Tuesday, March 11, 2014

DATELINE LAGOS: M-Net in Africa would like to see more quality African films; people understanding TV & film rights, says Biola Alabi.

There's still a knowledge gap when it comes to African filmmakers and African television producers who don't fully and correctly understand how film and television rights and the distribution chain works.

That makes it difficult for them - as well as distributors and broadcasters - to unlock and maximise the true and fullest value of their produced content across the various platforms and distribution windows that exist.

M-Net in Africa says the pan-African pay-TV broadcaster is helping to educate African filmmakers and African TV producers across the content about how the distribution system works, and would also like to see more quality films being produced and distributed to various different audiences across the continent and further.

TV with Thinus asked Biola Alabi, the M-Net Africa's managing director for special projects what the pay-TV broadcaster would like filmmakers and TV producers on the continent to know and what M-Net would like to see more of.

M-Net supplies a growing number of AfricaMagic TV channels to MultiChoice's DStv platform all across Africa and holds the AfricaMagic Viewers Choice Awards, the 2nd awards ceremony which took place this past weekend to recognise and reward filmmakers and TV producers across the continent.

"One of the things we would like to see come out of Africa is more quality films," Biola Alabi told TV with Thinus. "We will continue to look for great stories.
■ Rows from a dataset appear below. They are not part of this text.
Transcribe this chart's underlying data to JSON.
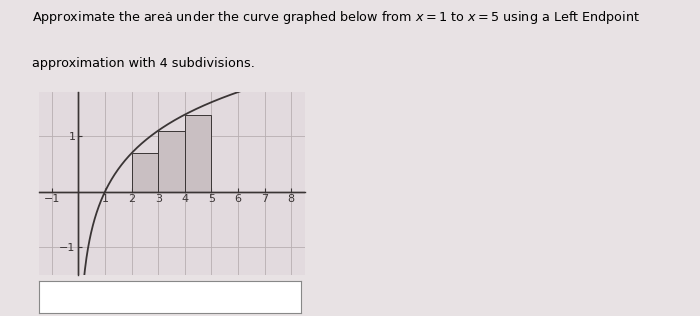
{
  "text_line1": "Approximate the areȧ under the curve graphed below from $x = 1$ to $x = 5$ using a Left Endpoint",
  "text_line2": "approximation with 4 subdivisions.",
  "bg_color": "#e8e2e4",
  "plot_bg_color": "#e2dade",
  "curve_color": "#3a3535",
  "rect_facecolor": "#c9bfc2",
  "rect_edgecolor": "#3a3535",
  "axis_color": "#3a3535",
  "grid_color": "#b8aeb1",
  "xmin": -1.5,
  "xmax": 8.5,
  "ymin": -1.5,
  "ymax": 1.8,
  "xticks": [
    -1,
    1,
    2,
    3,
    4,
    5,
    6,
    7,
    8
  ],
  "yticks": [
    -1,
    1
  ],
  "subdivisions": 4,
  "x_start": 1,
  "x_end": 5,
  "curve_xmin": 0.05,
  "curve_xmax": 8.5,
  "answer_box_text": ""
}
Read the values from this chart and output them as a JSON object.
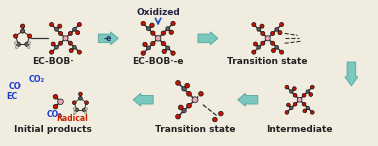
{
  "bg_color": "#f0ece0",
  "top_labels": [
    "EC-BOB·",
    "EC-BOB·-e",
    "Transition state"
  ],
  "bottom_labels": [
    "Initial products",
    "Transition state",
    "Intermediate"
  ],
  "oxidized_label": "Oxidized",
  "radical_label": "Radical",
  "arrow_color": "#70c4bc",
  "arrow_outline": "#50a89e",
  "label_color_blue": "#1a3ccc",
  "label_color_red": "#cc2200",
  "label_color_black": "#222222",
  "label_bold_size": 6.5,
  "fig_width": 3.78,
  "fig_height": 1.46,
  "dpi": 100,
  "C": "#606060",
  "O": "#cc1100",
  "B": "#e8a8b8",
  "H": "#d8d8c0",
  "bond": "#333333"
}
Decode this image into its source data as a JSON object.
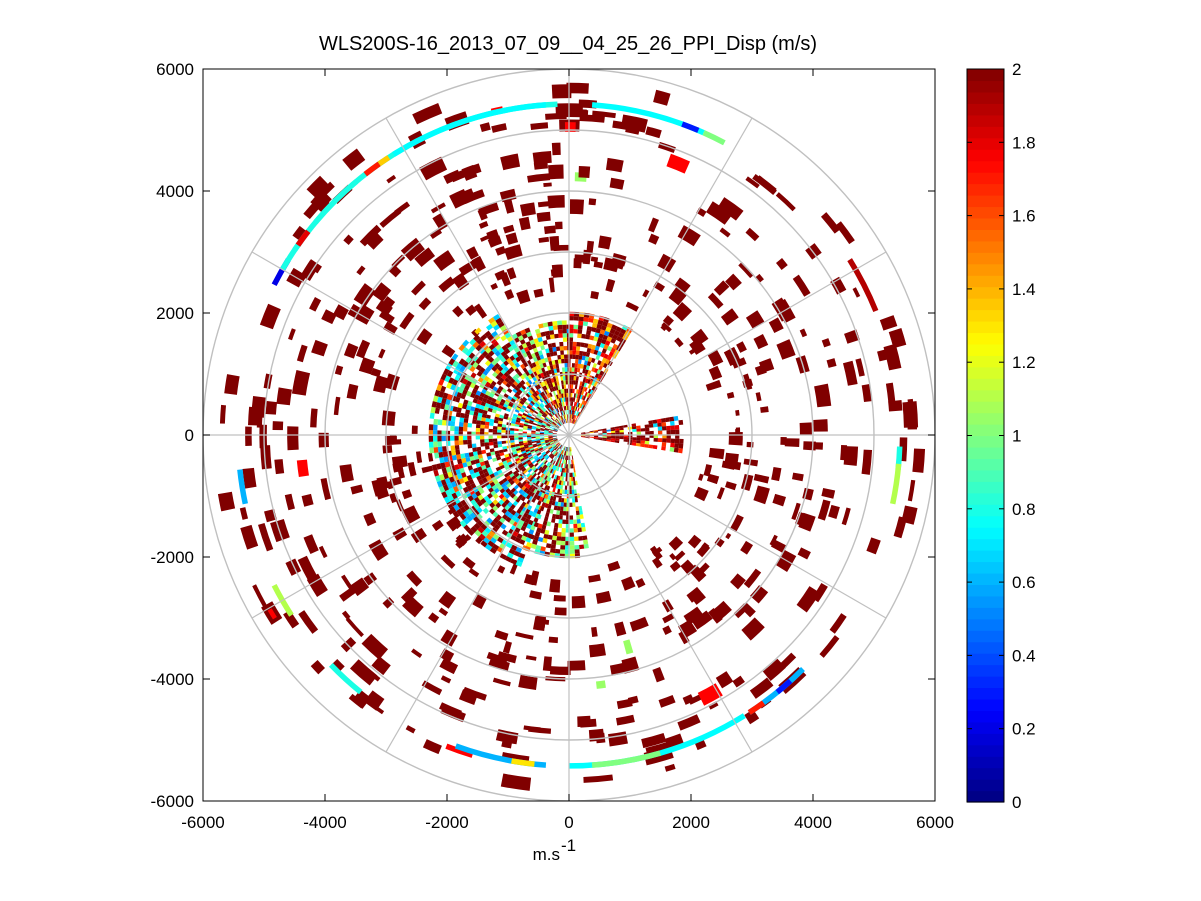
{
  "chart_data": {
    "type": "heatmap",
    "subtype": "polar PPI scan",
    "title": "WLS200S-16_2013_07_09__04_25_26_PPI_Disp (m/s)",
    "xlabel_base": "m.s",
    "xlabel_exp": "-1",
    "ylabel": "",
    "xlim": [
      -6000,
      6000
    ],
    "ylim": [
      -6000,
      6000
    ],
    "x_ticks": [
      -6000,
      -4000,
      -2000,
      0,
      2000,
      4000,
      6000
    ],
    "y_ticks": [
      6000,
      4000,
      2000,
      0,
      -2000,
      -4000,
      -6000
    ],
    "x_tick_labels": [
      "-6000",
      "-4000",
      "-2000",
      "0",
      "2000",
      "4000",
      "6000"
    ],
    "y_tick_labels": [
      "6000",
      "4000",
      "2000",
      "0",
      "-2000",
      "-4000",
      "-6000"
    ],
    "range_rings": [
      1000,
      2000,
      3000,
      4000,
      5000,
      6000
    ],
    "spokes_deg": [
      0,
      30,
      60,
      90,
      120,
      150,
      180,
      210,
      240,
      270,
      300,
      330
    ],
    "colorbar": {
      "min": 0,
      "max": 2,
      "tick_values": [
        2,
        1.8,
        1.6,
        1.4,
        1.2,
        1,
        0.8,
        0.6,
        0.4,
        0.2,
        0
      ],
      "tick_labels": [
        "2",
        "1.8",
        "1.6",
        "1.4",
        "1.2",
        "1",
        "0.8",
        "0.6",
        "0.4",
        "0.2",
        "0"
      ],
      "colormap": "jet"
    },
    "outer_ring_segments": [
      {
        "az_start": -56,
        "az_end": -2,
        "value": 0.8
      },
      {
        "az_start": 58,
        "az_end": 68,
        "value": 1.9
      },
      {
        "az_start": 92,
        "az_end": 96,
        "value": 0.8
      },
      {
        "az_start": 95,
        "az_end": 102,
        "value": 1.1
      },
      {
        "az_start": 135,
        "az_end": 147,
        "value": 0.6
      },
      {
        "az_start": 138,
        "az_end": 141,
        "value": 0.3
      },
      {
        "az_start": 144,
        "az_end": 147,
        "value": 1.7
      },
      {
        "az_start": 148,
        "az_end": 180,
        "value": 0.75
      },
      {
        "az_start": 164,
        "az_end": 176,
        "value": 1.0
      },
      {
        "az_start": 184,
        "az_end": 200,
        "value": 0.6
      },
      {
        "az_start": 186,
        "az_end": 190,
        "value": 1.3
      },
      {
        "az_start": 219,
        "az_end": 226,
        "value": 0.8
      },
      {
        "az_start": 237,
        "az_end": 243,
        "value": 1.1
      },
      {
        "az_start": 258,
        "az_end": 264,
        "value": 0.6
      },
      {
        "az_start": 297,
        "az_end": 302,
        "value": 0.2
      },
      {
        "az_start": 300,
        "az_end": 306,
        "value": 0.8
      },
      {
        "az_start": 305,
        "az_end": 308,
        "value": 1.8
      },
      {
        "az_start": 310,
        "az_end": 320,
        "value": 0.8
      },
      {
        "az_start": 322,
        "az_end": 325,
        "value": 1.7
      },
      {
        "az_start": 325,
        "az_end": 327,
        "value": 1.35
      },
      {
        "az_start": 328,
        "az_end": 356,
        "value": 0.75
      },
      {
        "az_start": 4,
        "az_end": 24,
        "value": 0.75
      },
      {
        "az_start": 20,
        "az_end": 23,
        "value": 0.3
      },
      {
        "az_start": 24,
        "az_end": 28,
        "value": 1.0
      }
    ],
    "near_field_sectors": [
      {
        "az_start": 200,
        "az_end": 330,
        "r_min": 200,
        "r_max": 2300,
        "dominant_value": 0.8
      },
      {
        "az_start": 330,
        "az_end": 360,
        "r_min": 200,
        "r_max": 1900,
        "dominant_value": 1.2
      },
      {
        "az_start": 0,
        "az_end": 30,
        "r_min": 200,
        "r_max": 2000,
        "dominant_value": 1.6
      },
      {
        "az_start": 80,
        "az_end": 100,
        "r_min": 200,
        "r_max": 1900,
        "dominant_value": 1.9
      },
      {
        "az_start": 170,
        "az_end": 200,
        "r_min": 200,
        "r_max": 2000,
        "dominant_value": 1.0
      }
    ],
    "background_value": 2.0,
    "notes": "Most scattered far-range returns saturate at >= 2 m/s (dark red)."
  }
}
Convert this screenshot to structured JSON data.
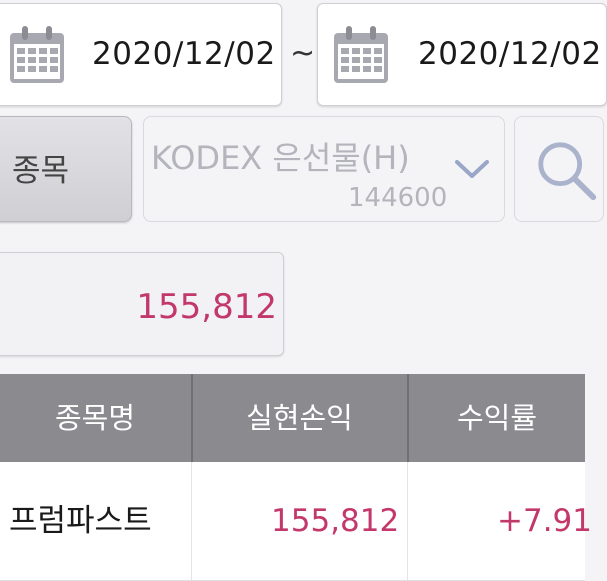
{
  "date_range": {
    "start_date": "2020/12/02",
    "separator": "~",
    "end_date": "2020/12/02"
  },
  "stock_filter": {
    "label": "종목",
    "selected_name": "KODEX 은선물(H)",
    "selected_code": "144600"
  },
  "total": {
    "value": "155,812"
  },
  "table": {
    "headers": [
      "종목명",
      "실현손익",
      "수익률"
    ],
    "rows": [
      {
        "name": "프럼파스트",
        "profit": "155,812",
        "rate": "+7.91"
      }
    ]
  },
  "colors": {
    "accent_red": "#c3386a",
    "header_gray": "#8a8a8f",
    "icon_gray": "#a8a8b0",
    "chevron_blue": "#9aa6c8"
  }
}
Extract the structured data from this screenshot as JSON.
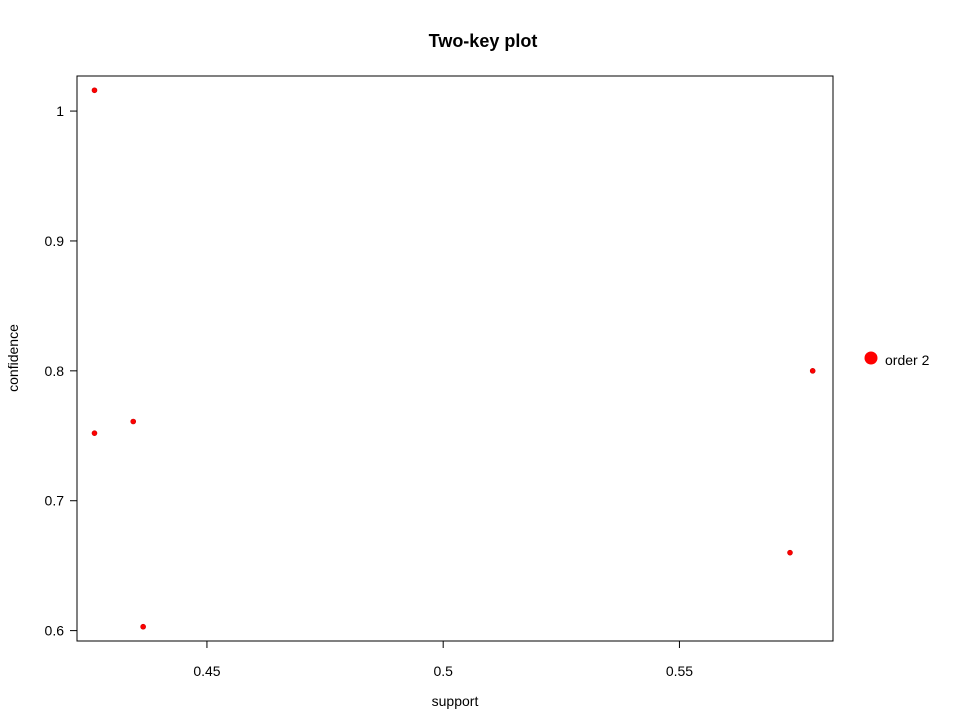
{
  "chart_data": {
    "type": "scatter",
    "title": "Two-key plot",
    "xlabel": "support",
    "ylabel": "confidence",
    "xlim": [
      0.4225,
      0.5825
    ],
    "ylim": [
      0.592,
      1.027
    ],
    "xticks": [
      0.45,
      0.5,
      0.55
    ],
    "xtick_labels": [
      "0.45",
      "0.5",
      "0.55"
    ],
    "yticks": [
      0.6,
      0.7,
      0.8,
      0.9,
      1.0
    ],
    "ytick_labels": [
      "0.6",
      "0.7",
      "0.8",
      "0.9",
      "1"
    ],
    "grid": false,
    "legend": {
      "position": "right",
      "entries": [
        {
          "label": "order 2",
          "color": "#ff0000"
        }
      ]
    },
    "series": [
      {
        "name": "order 2",
        "color": "#ff0000",
        "points": [
          {
            "x": 0.4262,
            "y": 1.016
          },
          {
            "x": 0.4262,
            "y": 0.752
          },
          {
            "x": 0.4344,
            "y": 0.761
          },
          {
            "x": 0.4365,
            "y": 0.603
          },
          {
            "x": 0.5734,
            "y": 0.66
          },
          {
            "x": 0.5782,
            "y": 0.8
          }
        ]
      }
    ]
  }
}
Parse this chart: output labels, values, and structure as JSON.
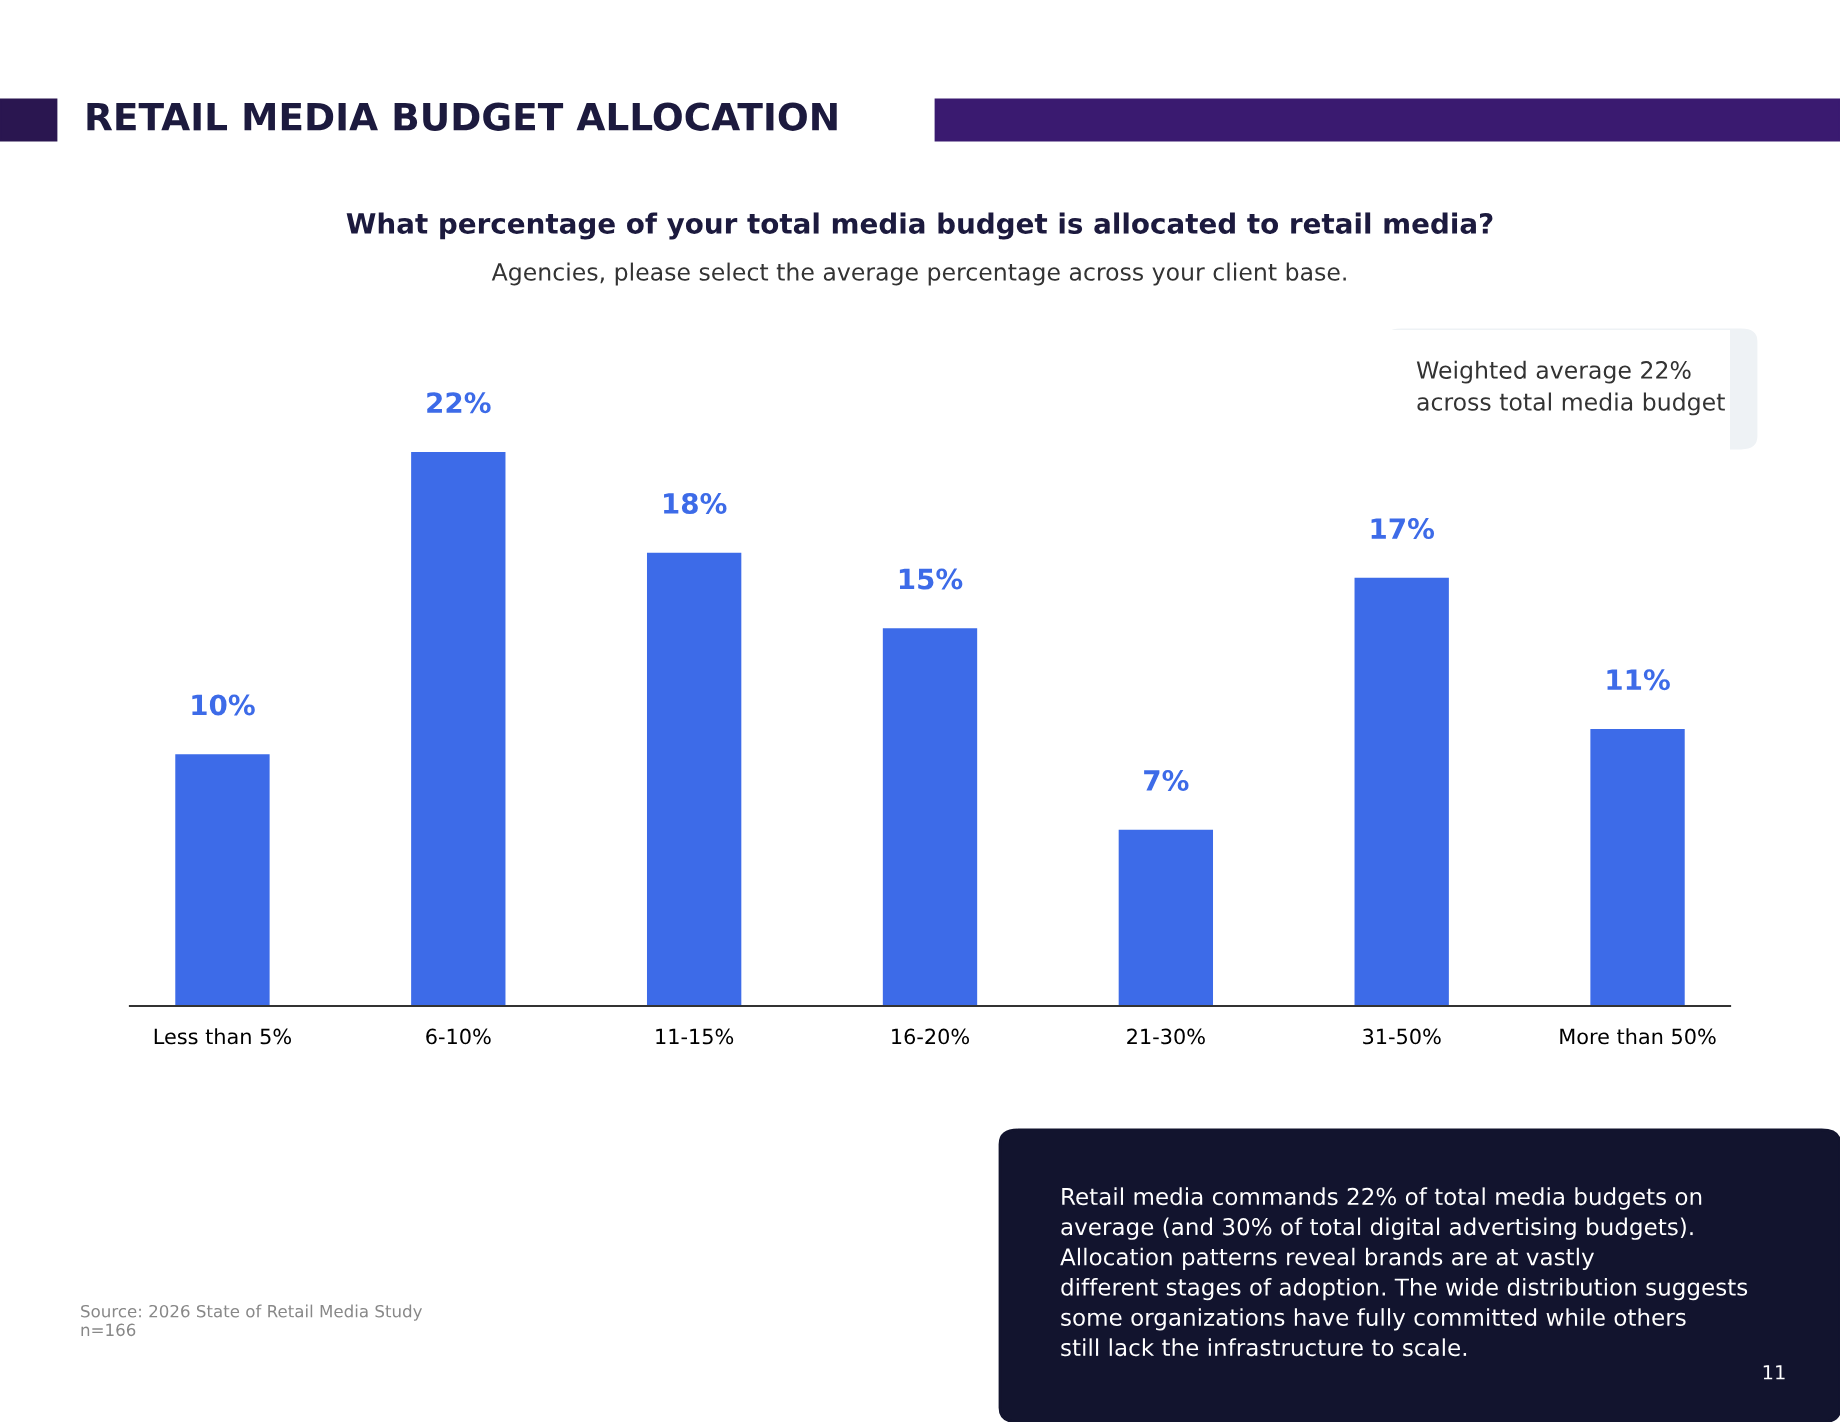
{
  "chart_data": {
    "type": "bar",
    "title": "RETAIL MEDIA BUDGET ALLOCATION",
    "subtitle": "What percentage of your total media budget is allocated to retail media?",
    "categories": [
      "Less than 5%",
      "6-10%",
      "11-15%",
      "16-20%",
      "21-30%",
      "31-50%",
      "More than 50%"
    ],
    "values": [
      10,
      22,
      18,
      15,
      7,
      17,
      11
    ],
    "color": "#3d6be8",
    "data_labels": true,
    "value_labels": [
      "10%",
      "22%",
      "18%",
      "15%",
      "7%",
      "17%",
      "11%"
    ],
    "tick_labels": "x",
    "grid": false,
    "legend": false,
    "annotations": [
      "Agencies, please select the average percentage across your client base.",
      "Weighted average 22%\nacross total media budget",
      "Retail media commands 22% of total media budgets on\naverage (and 30% of total digital advertising budgets).\nAllocation patterns reveal brands are at vastly\ndifferent stages of adoption. The wide distribution suggests\nsome organizations have fully committed while others\nstill lack the infrastructure to scale.",
      "Source: 2026 State of Retail Media Study\nn=166",
      "11"
    ]
  }
}
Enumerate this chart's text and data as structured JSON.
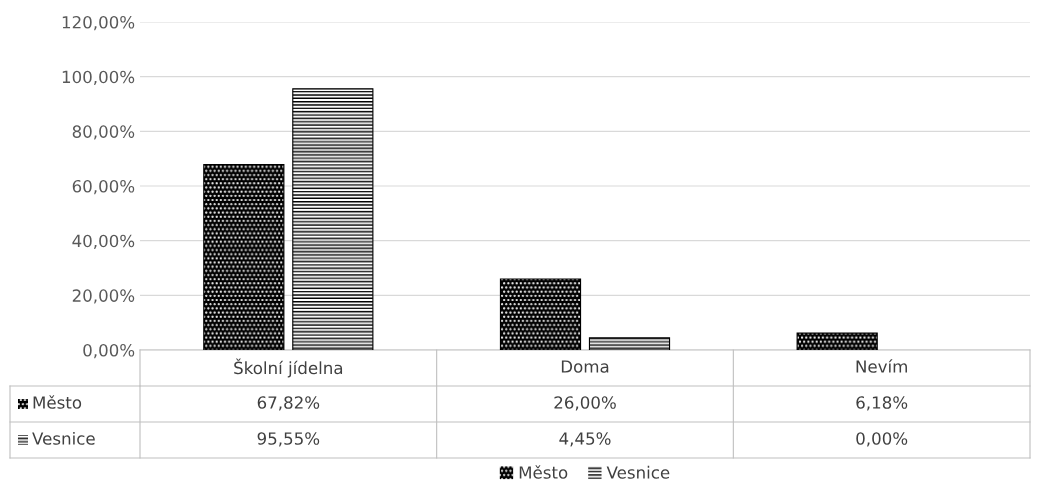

Also, I think its important for filmmakers to continue to tell the African story. Make sure its modern, make sure its connecting with multiple audiences".

"Another thing we'd like to see is people really understanding television rights. So we want people to really work with us to understand how the distribution model work and understanding the rights, and really protecting their work - but at the same time also protecting everyone's legal rights across the distribution chain".

"That is where we still continually see big challenges. Its really people understanding the different rights that different people have across the distribution chain and not selling the same rights to multiple people at the same time. Those are challenges we continue to see".

"We've done different workshops - writers' workshops, lighting workshop and an audio workshop this year. These are areas where we continually see challenges in. These are areas we still need to work on as African filmmakers and African television producers".

"We educate filmmakers and TV producers on the different windows on which they can exploit their content. There is no real deliberate effort to shut anyone out. Everyone has a window where their content can be exploited. There is a pay-TV window where we get out distribution rights and we distribute the content. And there is a free-to-air window in which producers go and can exploit it on that platform".

"We work with tons of independent producers. What we've done is - and has gone out of our way to do - is to develop really great relationships with producers and make sure that there is a reciprocal relationship in which it is a win-win for everyone, which is why the content is on our platform".

"Good television programming appeals to everyone. So our job is to get the best programmes out there," says Biola Alabi.

"That is our number one goal. The second goal is for us, with GOtv launching across the African continent as MultiChoice's digital terrestrial television (DTT) offering, we're going to continue to make more niche content, as well as more general entertainment content for everyone and the widest possible audiences".

"We're very excited about the GOtv opportunity. With GOtv people are going to get much more indigenous language content. Remember, no matter who I am, I still want great content".

"You might say our content is made for rich people but that's not true. Whoever you are, and whatever you're watching, you want it to be the best content for you, and it is our job to do that," says Biola Alabi.